Quando soube que ela completou o Audax 200k já pedi um depoimento, até porque já tinha lido textos dela e gostado muito. Depois umas cobranças, ela me mandou o texto que segue, que posto praticamente sem alteração para não tirar a emoção das palavras.
Preparativos:
Há
muito tempo tinha vontade de participar de um Audax, mas sempre, por
um motivo ou outro, acabava procrastinando. Foi assim em abril de
2012, quando fiz a inscrição mas acabei não a efetivando pois
escolhi participar de uma corrida de rua aqui da cidade.
Quando
fiquei sabendo da prova do dia 09 de dezembro de 2012, não perdi tempo: fiz
a inscrição, paguei a taxa e tratei de me preparar.
Pedalo
desde que me conheço por gente. Há uns 10 anos, porém, essa
prática ficou ainda mais constante e, de uns três anos para cá,
pedalo todos os dias, treinando triatlhon e
também utilizando a bicicleta como meio de transporte aqui na ilha.
Depois
de fazer a inscrição, me surgiu a dúvida: 100 ou 200 km? Fiz a
inscrição nos 200, sendo que poderia mudar para os 100, caso
quisesse, até o dia anterior ao evento, na retirada do kit. Sabia
que tinha força pra conseguir os 200k, mas quis tirar a prova: no
final de semana anterior ao Audax,
fiz um longão
de 120 km e o resultado foi positivo. - Se deu pra fazer 120k, 80k a
mais eu consigo também – pensei.
Escolhi
fazer a prova com a minha speed,
uma Merida Road 903. Dias antes, uma super revisão, pneus novos,
estoque de câmaras de ar e pronto. A minha parte "máquina"
estava pronta.
Durante
a semana me deparei com um problema significativo, pelo menos para
mim: na lista dos inscritos, nenhum conhecido. Apesar de eu fazer
parte do mundo dos esportes, me parece que a galera da
corrida/triatlhon não se identifica muito com o Audax, talvez por
ser mais um passeio do que uma prova competitiva. Aliás, importante
ressaltar isso: o Audax é um passeio, e seu maior concorrente é
você mesmo.
O fato de completar a prova dentro do limite de tempo
estabelecido é a grande vitória.
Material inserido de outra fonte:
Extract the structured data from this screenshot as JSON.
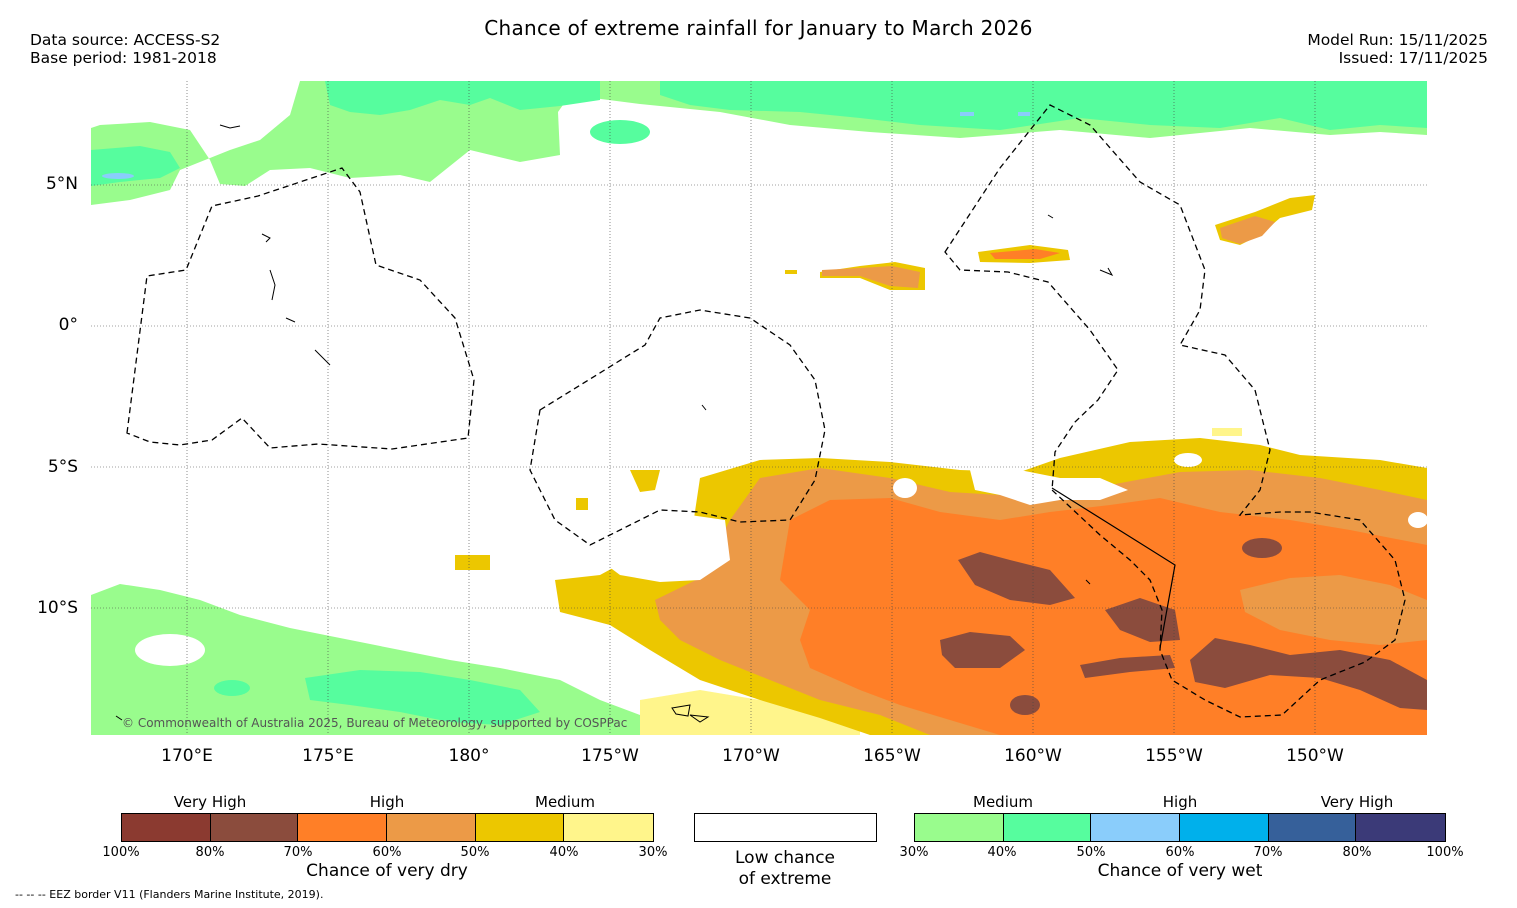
{
  "header": {
    "title": "Chance of extreme rainfall for January to March 2026",
    "data_source": "Data source: ACCESS-S2",
    "base_period": "Base period: 1981-2018",
    "model_run": "Model Run: 15/11/2025",
    "issued": "Issued: 17/11/2025"
  },
  "map": {
    "copyright": "© Commonwealth of Australia 2025, Bureau of Meteorology, supported by COSPPac",
    "lat_labels": [
      "5°N",
      "0°",
      "5°S",
      "10°S"
    ],
    "lon_labels": [
      "170°E",
      "175°E",
      "180°",
      "175°W",
      "170°W",
      "165°W",
      "160°W",
      "155°W",
      "150°W"
    ]
  },
  "legend_dry": {
    "title": "Chance of very dry",
    "categories": [
      "Very High",
      "High",
      "Medium"
    ],
    "ticks": [
      "100%",
      "80%",
      "70%",
      "60%",
      "50%",
      "40%",
      "30%"
    ],
    "colors": [
      "#8b3a30",
      "#8b4c3d",
      "#ff7f27",
      "#ec9a47",
      "#ecc700",
      "#fff58b"
    ]
  },
  "legend_low": {
    "title_line1": "Low chance",
    "title_line2": "of extreme",
    "color": "#ffffff"
  },
  "legend_wet": {
    "title": "Chance of very wet",
    "categories": [
      "Medium",
      "High",
      "Very High"
    ],
    "ticks": [
      "30%",
      "40%",
      "50%",
      "60%",
      "70%",
      "80%",
      "100%"
    ],
    "colors": [
      "#99fc8d",
      "#56fd9e",
      "#8acdfb",
      "#00b0eb",
      "#36609a",
      "#3b3a78"
    ]
  },
  "footer": {
    "eez_note": "--  --  -- EEZ border V11 (Flanders Marine Institute, 2019)."
  }
}
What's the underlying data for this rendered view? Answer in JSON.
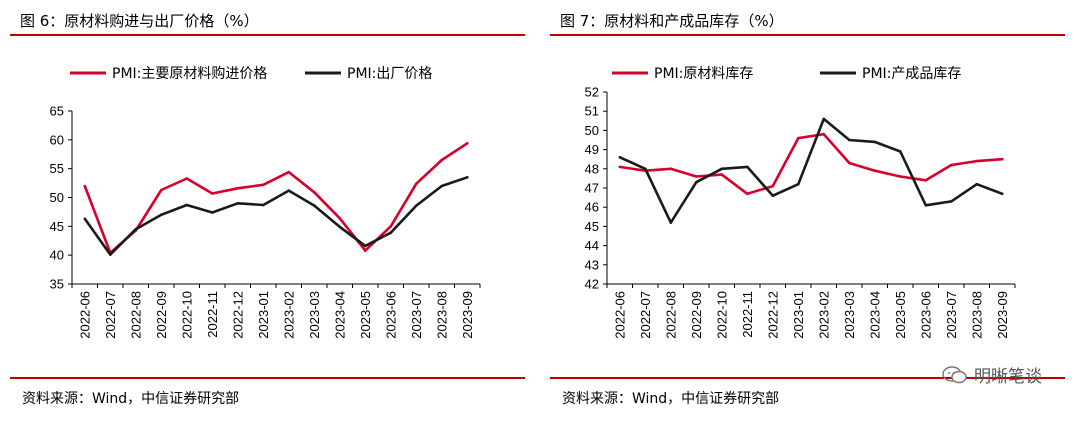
{
  "charts": [
    {
      "title": "图 6：原材料购进与出厂价格（%）",
      "source": "资料来源：Wind，中信证券研究部",
      "chart_data": {
        "type": "line",
        "categories": [
          "2022-06",
          "2022-07",
          "2022-08",
          "2022-09",
          "2022-10",
          "2022-11",
          "2022-12",
          "2023-01",
          "2023-02",
          "2023-03",
          "2023-04",
          "2023-05",
          "2023-06",
          "2023-07",
          "2023-08",
          "2023-09"
        ],
        "series": [
          {
            "name": "PMI:主要原材料购进价格",
            "color": "#d7002a",
            "values": [
              52.0,
              40.4,
              44.3,
              51.3,
              53.3,
              50.7,
              51.6,
              52.2,
              54.4,
              50.9,
              46.4,
              40.8,
              45.0,
              52.4,
              56.5,
              59.4
            ]
          },
          {
            "name": "PMI:出厂价格",
            "color": "#1a1a1a",
            "values": [
              46.3,
              40.1,
              44.5,
              47.0,
              48.7,
              47.4,
              49.0,
              48.7,
              51.2,
              48.6,
              44.9,
              41.6,
              43.9,
              48.6,
              52.0,
              53.5
            ]
          }
        ],
        "ylim": [
          35,
          65
        ],
        "yticks": [
          35,
          40,
          45,
          50,
          55,
          60,
          65
        ],
        "legend": "top"
      }
    },
    {
      "title": "图 7：原材料和产成品库存（%）",
      "source": "资料来源：Wind，中信证券研究部",
      "chart_data": {
        "type": "line",
        "categories": [
          "2022-06",
          "2022-07",
          "2022-08",
          "2022-09",
          "2022-10",
          "2022-11",
          "2022-12",
          "2023-01",
          "2023-02",
          "2023-03",
          "2023-04",
          "2023-05",
          "2023-06",
          "2023-07",
          "2023-08",
          "2023-09"
        ],
        "series": [
          {
            "name": "PMI:原材料库存",
            "color": "#d7002a",
            "values": [
              48.1,
              47.9,
              48.0,
              47.6,
              47.7,
              46.7,
              47.1,
              49.6,
              49.8,
              48.3,
              47.9,
              47.6,
              47.4,
              48.2,
              48.4,
              48.5
            ]
          },
          {
            "name": "PMI:产成品库存",
            "color": "#1a1a1a",
            "values": [
              48.6,
              48.0,
              45.2,
              47.3,
              48.0,
              48.1,
              46.6,
              47.2,
              50.6,
              49.5,
              49.4,
              48.9,
              46.1,
              46.3,
              47.2,
              46.7
            ]
          }
        ],
        "ylim": [
          42,
          52
        ],
        "yticks": [
          42,
          43,
          44,
          45,
          46,
          47,
          48,
          49,
          50,
          51,
          52
        ],
        "legend": "top"
      }
    }
  ],
  "watermark": "明晰笔谈"
}
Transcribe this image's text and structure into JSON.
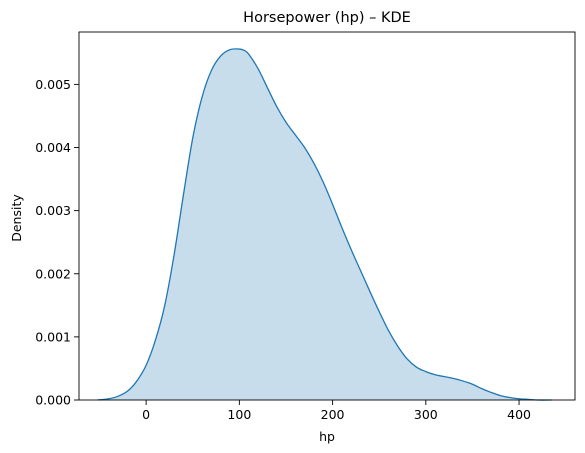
{
  "chart_data": {
    "type": "area",
    "title": "Horsepower (hp) – KDE",
    "xlabel": "hp",
    "ylabel": "Density",
    "xlim": [
      -72,
      460
    ],
    "ylim": [
      0,
      0.00583
    ],
    "xticks": [
      0,
      100,
      200,
      300,
      400
    ],
    "xtick_labels": [
      "0",
      "100",
      "200",
      "300",
      "400"
    ],
    "yticks": [
      0,
      0.001,
      0.002,
      0.003,
      0.004,
      0.005
    ],
    "ytick_labels": [
      "0.000",
      "0.001",
      "0.002",
      "0.003",
      "0.004",
      "0.005"
    ],
    "grid": false,
    "line_color": "#1f77b4",
    "fill_color": "#1f77b4",
    "fill_opacity": 0.25,
    "series": [
      {
        "x": [
          -52,
          -40,
          -30,
          -20,
          -10,
          0,
          10,
          20,
          30,
          40,
          50,
          60,
          70,
          80,
          90,
          100,
          105,
          110,
          120,
          130,
          140,
          150,
          160,
          170,
          180,
          190,
          200,
          210,
          220,
          230,
          240,
          250,
          260,
          270,
          280,
          290,
          300,
          310,
          320,
          330,
          340,
          350,
          360,
          370,
          380,
          390,
          400,
          410,
          420,
          435
        ],
        "y": [
          0.0,
          2e-05,
          6e-05,
          0.00014,
          0.0003,
          0.00055,
          0.00095,
          0.0015,
          0.0023,
          0.00325,
          0.00415,
          0.0048,
          0.00522,
          0.00545,
          0.00555,
          0.00556,
          0.00554,
          0.00548,
          0.00525,
          0.00495,
          0.00465,
          0.0044,
          0.0042,
          0.004,
          0.00375,
          0.00345,
          0.0031,
          0.00273,
          0.00238,
          0.00205,
          0.00172,
          0.0014,
          0.0011,
          0.00085,
          0.00065,
          0.00052,
          0.00045,
          0.0004,
          0.00037,
          0.00034,
          0.0003,
          0.00025,
          0.00018,
          0.00012,
          7e-05,
          4e-05,
          2e-05,
          1e-05,
          0.0,
          0.0
        ]
      }
    ]
  }
}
Mesmo sem nenhum conhecido, estava
animada. O meu único medo era ter que pedalar sozinha em alguns
trechos que são extremamente perigosos na ilha. Pra ajudar, uns dias
antes da prova, um ciclista foi atropelado por um carro na SC 401 e
isso, infelizmente, tem se tornado comum aqui. A cidade é linda,
maravilhosa, amo de paixão, mas infelizmente tem pouca (muito pouca)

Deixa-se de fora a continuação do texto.